Sure, he’s still sleepy. He’s clumsy, a little disoriented, his dreams only partly shredding away as he stretches his limbs and slowly uncurls his long, spiky tail, which he switches back and forth like a cat when he’s alert and hunting.
He has outrageous morning breath. Dragon-breath. It burns.
The dragon yawns. Snaps his jaws. A hot bolt flashes through my knee, causing me to cry out in pain and surprise. Then, just like that, the pain is gone. I flex the joint, shake my head and go about my business, and I soon forget the incident. But in the back of my mind, a few levels down and out of sight, I’m wary. Once upon a time, a long time ago, I’d have blithely gone on my way, carefree and unaware of the danger ahead. When the dragon ambushed me and attacked, I’d fight him and come out alive but wounded.
See, I’ve been this way before. Here there be dragons.
Am I being childish, giving my rheumatoid arthritis a tangible form, however imaginary? Maybe so, but it helps me cope with the fear, reducing this incurable, dreadfully painful and disabling disease down into a monster of more reasonable, less frightening proportions. Today, when the rheuma dragon tries to bite, I’m ready. I’m wearing a fine, strong coat of mail made of interwoven molecules of adalimumab, leflunomide, plaquenil, and sulfasalazine. Over it I wear the hardened armor of knowledge. My sword is light and strong, forged out of hard-won experience.

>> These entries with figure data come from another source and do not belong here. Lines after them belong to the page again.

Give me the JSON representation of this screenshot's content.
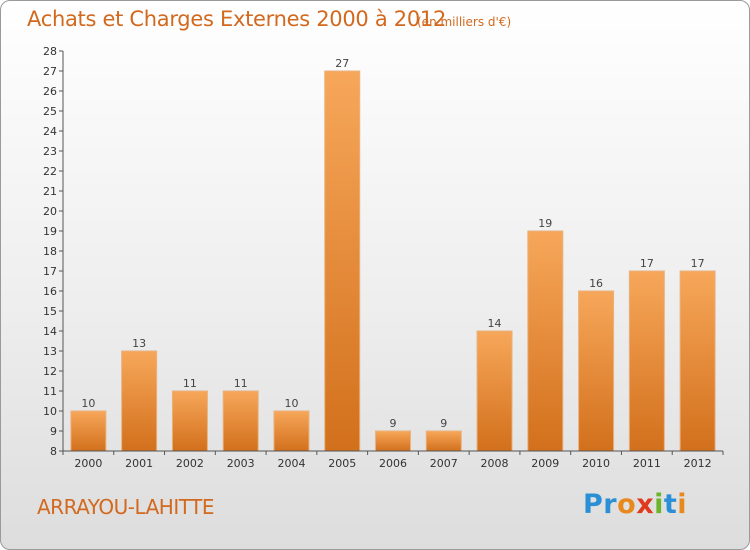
{
  "header": {
    "title": "Achats et Charges Externes 2000 à 2012",
    "subtitle": "(en milliers d'€)"
  },
  "footer": {
    "place": "ARRAYOU-LAHITTE",
    "logo_letters": [
      {
        "ch": "P",
        "color": "#2b8fd6"
      },
      {
        "ch": "r",
        "color": "#2b8fd6"
      },
      {
        "ch": "o",
        "color": "#e8891e"
      },
      {
        "ch": "x",
        "color": "#e03a1e"
      },
      {
        "ch": "i",
        "color": "#6bb52a"
      },
      {
        "ch": "t",
        "color": "#2b8fd6"
      },
      {
        "ch": "i",
        "color": "#e8891e"
      }
    ]
  },
  "chart_data": {
    "type": "bar",
    "categories": [
      "2000",
      "2001",
      "2002",
      "2003",
      "2004",
      "2005",
      "2006",
      "2007",
      "2008",
      "2009",
      "2010",
      "2011",
      "2012"
    ],
    "values": [
      10,
      13,
      11,
      11,
      10,
      27,
      9,
      9,
      14,
      19,
      16,
      17,
      17
    ],
    "ylim": [
      8,
      28
    ],
    "yticks": [
      8,
      9,
      10,
      11,
      12,
      13,
      14,
      15,
      16,
      17,
      18,
      19,
      20,
      21,
      22,
      23,
      24,
      25,
      26,
      27,
      28
    ],
    "grid": false,
    "bar_color_top": "#f7a75a",
    "bar_color_bottom": "#d2701c",
    "axis_color": "#555555"
  }
}
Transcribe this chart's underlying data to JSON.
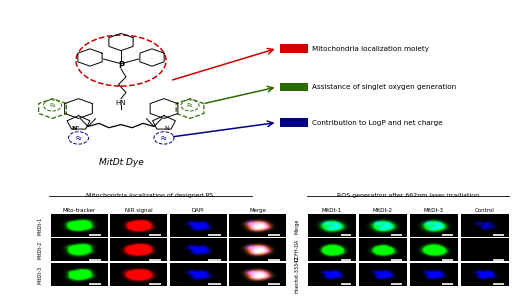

But most important, my spirits are high. I’ve streaked my face and body with the woad of hope, mixed liberally with laughter. There is no better weapon against the rheuma dragon than this. It’s the first defense—and the last. As long as I wear my blue woad, he cannot penetrate the stone castle of my body.
Yes, the dragon can hurt me. He can scar my ramparts and dig at my foundation with his thick, sharp claws, but he cannot get in, ever, unless I lose my hope and quell my laughter.